17.4.06

Efecto Droste en You Tube


Acá viene un freak –a—tronics.

El New York Times reporta hoy sobre un nuevo fenómeno inexplicable: gente que postea videos a You Tube de ellos viendo videos de personas en You Tube.

Aparentemente este fenómeno empezó con una mujer llamada Nornna que vive en Wausau Wisconsin. Esta en su minuto 11 de los 15 que nos tocan a todos.

¡Fantastico!

La nota concluye diciendo que lo único que falta es que un boludo postea un video a YouTube leyendo la nota en el New York Times sobre gente que postea videos a YouTube de gente viendo videos en YouTube.

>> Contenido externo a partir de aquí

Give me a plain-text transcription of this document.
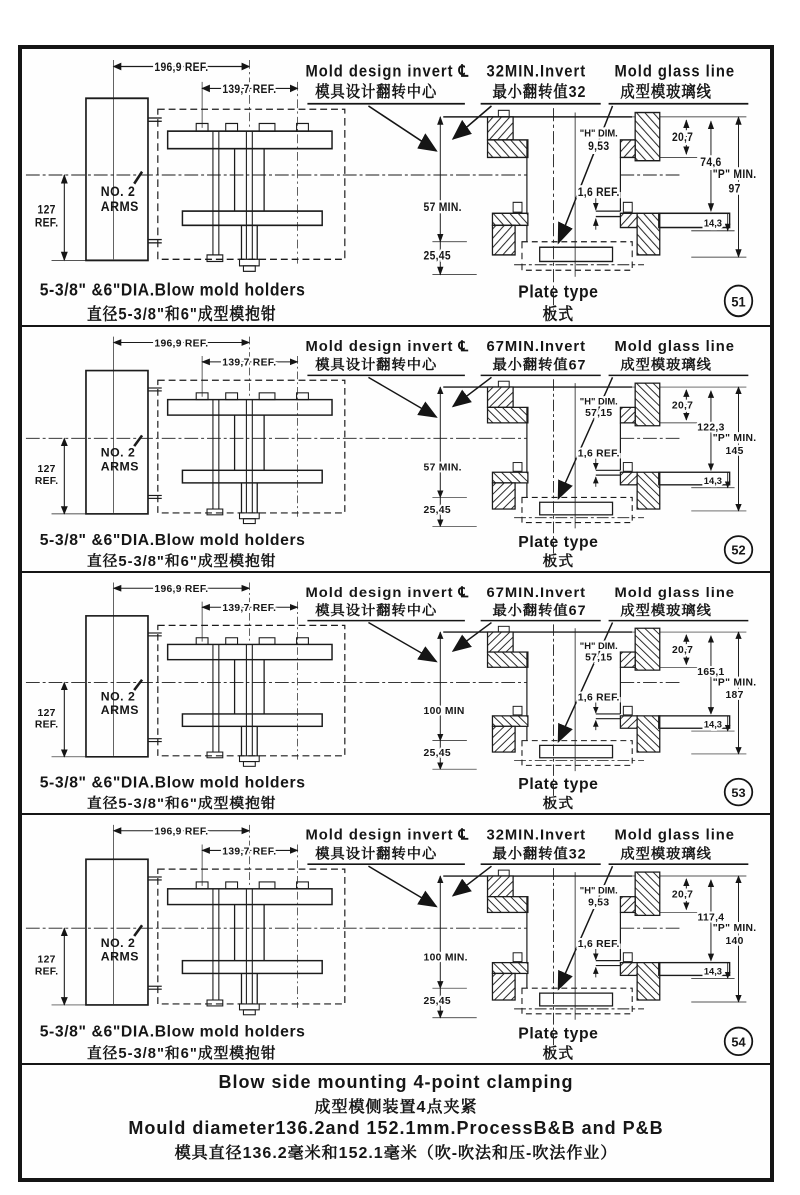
Mold design invert ℄
模具设计翻转中心
32MIN.Invert
最小翻转值32
Mold glass line
成型模玻璃线
196,9 REF.
139,7 REF.
127
REF.
NO. 2
ARMS
"H" DIM.
9,53
20,7
74,6
"P" MIN.
97
14,3
1,6 REF.
57 MIN.
25,45
5-3/8" &6"DIA.Blow mold holders
直径5-3/8"和6"成型模抱钳
Plate type
板式
51
Mold design invert ℄
模具设计翻转中心
67MIN.Invert
最小翻转值67
Mold glass line
成型模玻璃线
196,9 REF.
139,7 REF.
127
REF.
NO. 2
ARMS
"H" DIM.
57,15
20,7
122,3
"P" MIN.
145
14,3
1,6 REF.
57 MIN.
25,45
5-3/8" &6"DIA.Blow mold holders
直径5-3/8"和6"成型模抱钳
Plate type
板式
52
Mold design invert ℄
模具设计翻转中心
67MIN.Invert
最小翻转值67
Mold glass line
成型模玻璃线
196,9 REF.
139,7 REF.
127
REF.
NO. 2
ARMS
"H" DIM.
57,15
20,7
165,1
"P" MIN.
187
14,3
1,6 REF.
100 MIN
25,45
5-3/8" &6"DIA.Blow mold holders
直径5-3/8"和6"成型模抱钳
Plate type
板式
53
Mold design invert ℄
模具设计翻转中心
32MIN.Invert
最小翻转值32
Mold glass line
成型模玻璃线
196,9 REF.
139,7 REF.
127
REF.
NO. 2
ARMS
"H" DIM.
9,53
20,7
117,4
"P" MIN.
140
14,3
1,6 REF.
100 MIN.
25,45
5-3/8" &6"DIA.Blow mold holders
直径5-3/8"和6"成型模抱钳
Plate type
板式
54

Blow side mounting 4-point clamping

成型模侧装置4点夹紧

Mould diameter136.2and 152.1mm.ProcessB&B and P&B

模具直径136.2毫米和152.1毫米（吹-吹法和压-吹法作业）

Y como un recurso natural que no es escaza es la boludez

acá esta el boludo que pidió el New York Times:




¡Excelente!

Vean, por favor el post sobre el efecto Droste en The Proceedings of the Athanasisius Kircher Society.

1 comentario:

Andrés Hax dijo...

April 16, 2006
Directions
People Who Watch People: Lost in an Online Hall of Mirrors
By JOHN CARNEY
Wausau, Wis., may seem out of the way, but for tens of thousands of Internet users, it has become the center of a very strange universe.

Up until now, most of the videos posted to the online clearinghouse YouTube have involved demonstrations of weird talents, like the young man doing back flips off of city buildings in "Urban Ninja"; private talents, like the many individuals who film themselves lip-synching in the bedroom; or other people's talents, like the clips from "Saturday Night Live" that the site quickly removes.

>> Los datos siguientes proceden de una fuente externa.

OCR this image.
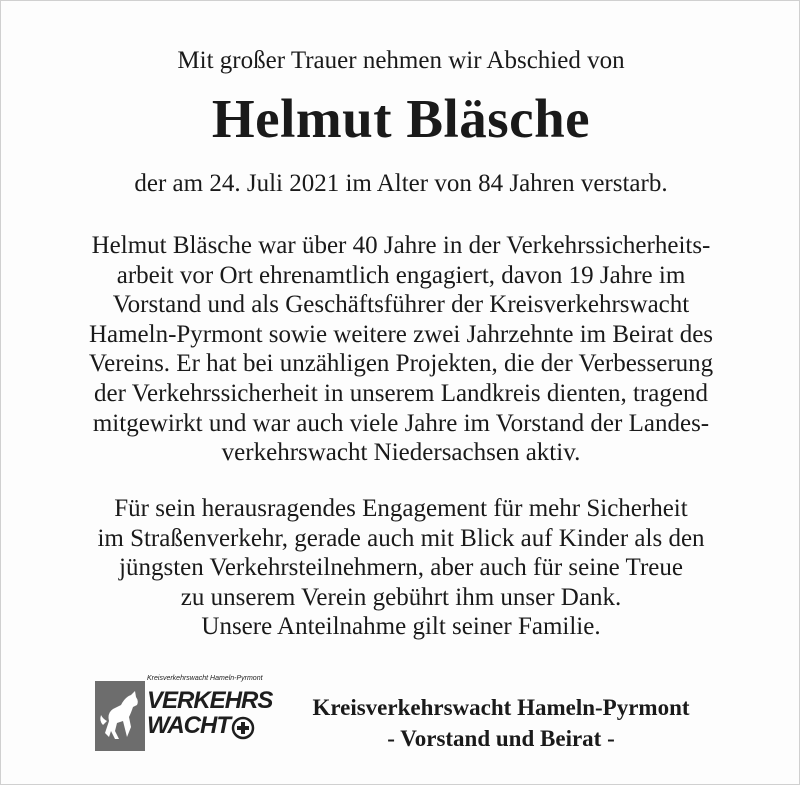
Mit großer Trauer nehmen wir Abschied von
Helmut Bläsche
der am 24. Juli 2021 im Alter von 84 Jahren verstarb.
Helmut Bläsche war über 40 Jahre in der Verkehrssicherheits-
arbeit vor Ort ehrenamtlich engagiert, davon 19 Jahre im
Vorstand und als Geschäftsführer der Kreisverkehrswacht
Hameln-Pyrmont sowie weitere zwei Jahrzehnte im Beirat des
Vereins. Er hat bei unzähligen Projekten, die der Verbesserung
der Verkehrssicherheit in unserem Landkreis dienten, tragend
mitgewirkt und war auch viele Jahre im Vorstand der Landes-
verkehrswacht Niedersachsen aktiv.
Für sein herausragendes Engagement für mehr Sicherheit
im Straßenverkehr, gerade auch mit Blick auf Kinder als den
jüngsten Verkehrsteilnehmern, aber auch für seine Treue
zu unserem Verein gebührt ihm unser Dank.
Unsere Anteilnahme gilt seiner Familie.
Kreisverkehrswacht Hameln-Pyrmont
VERKEHRS
WACHT
Kreisverkehrswacht Hameln-Pyrmont
- Vorstand und Beirat -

With the latest crop of videos, a new style has emerged, though, one that is at once absolutely mundane and completely postmodern: people posting videos of themselves watching YouTube videos. And that's just the start.

One of the most discussed YouTube clips lately features a young woman who calls herself pizzelle2 watching a video of another YouTube user, who is watching another YouTuber, and so on. The video's recursiveness goes several steps deeper, until it reaches the promised land: the Wausau home of a 24-year-old woman known as Nornna, top right.

Nornna's videos, which number in the hundreds, are hardly salacious. Usually she is doing something completely commonplace: making a peanut butter and jelly sandwich, powdering her feet, missing her bus, watching television. Some videos of Nonna, shown above at top, have been viewed more than 50,000 times. As her videos gained an audience, her fans started posting videos of themselves watching Nornna, and the momentum was unstoppable.

The first Nornna-watching video was posted by James98105, a 26-year-old Seattle man. In his video, titled "Me eating and watching Nornna while she watches Chicken Litt," he eats crackers while watching Nornna watch the movie "Chicken Little." (See below left.) Her laughter can be heard just beneath his comments.

"The reason why I love Nornna's videos so much is because her day-to-day activities in Wisconsin make me envious because I wish my life were that simple!" he wrote in an e-mail message.

James spurred others to post videos of themselves watching others watch videos that, at some point, included a Nornna video. Of these, the most popular, and most discussed on YouTube's message boards, is pizzelle2's "I Win at Nornna." Like Nornna, pizzelle2 wouldn't consent to an interview, but in the video, she declares herself the winner because one video she watches includes Nornna watching pizzelle2 watch Nornna. It is Nornna-watching gone full circle.

There's no end to the possibilities. Why, someone might even post a video of himself reading a newspaper article about recursive videos.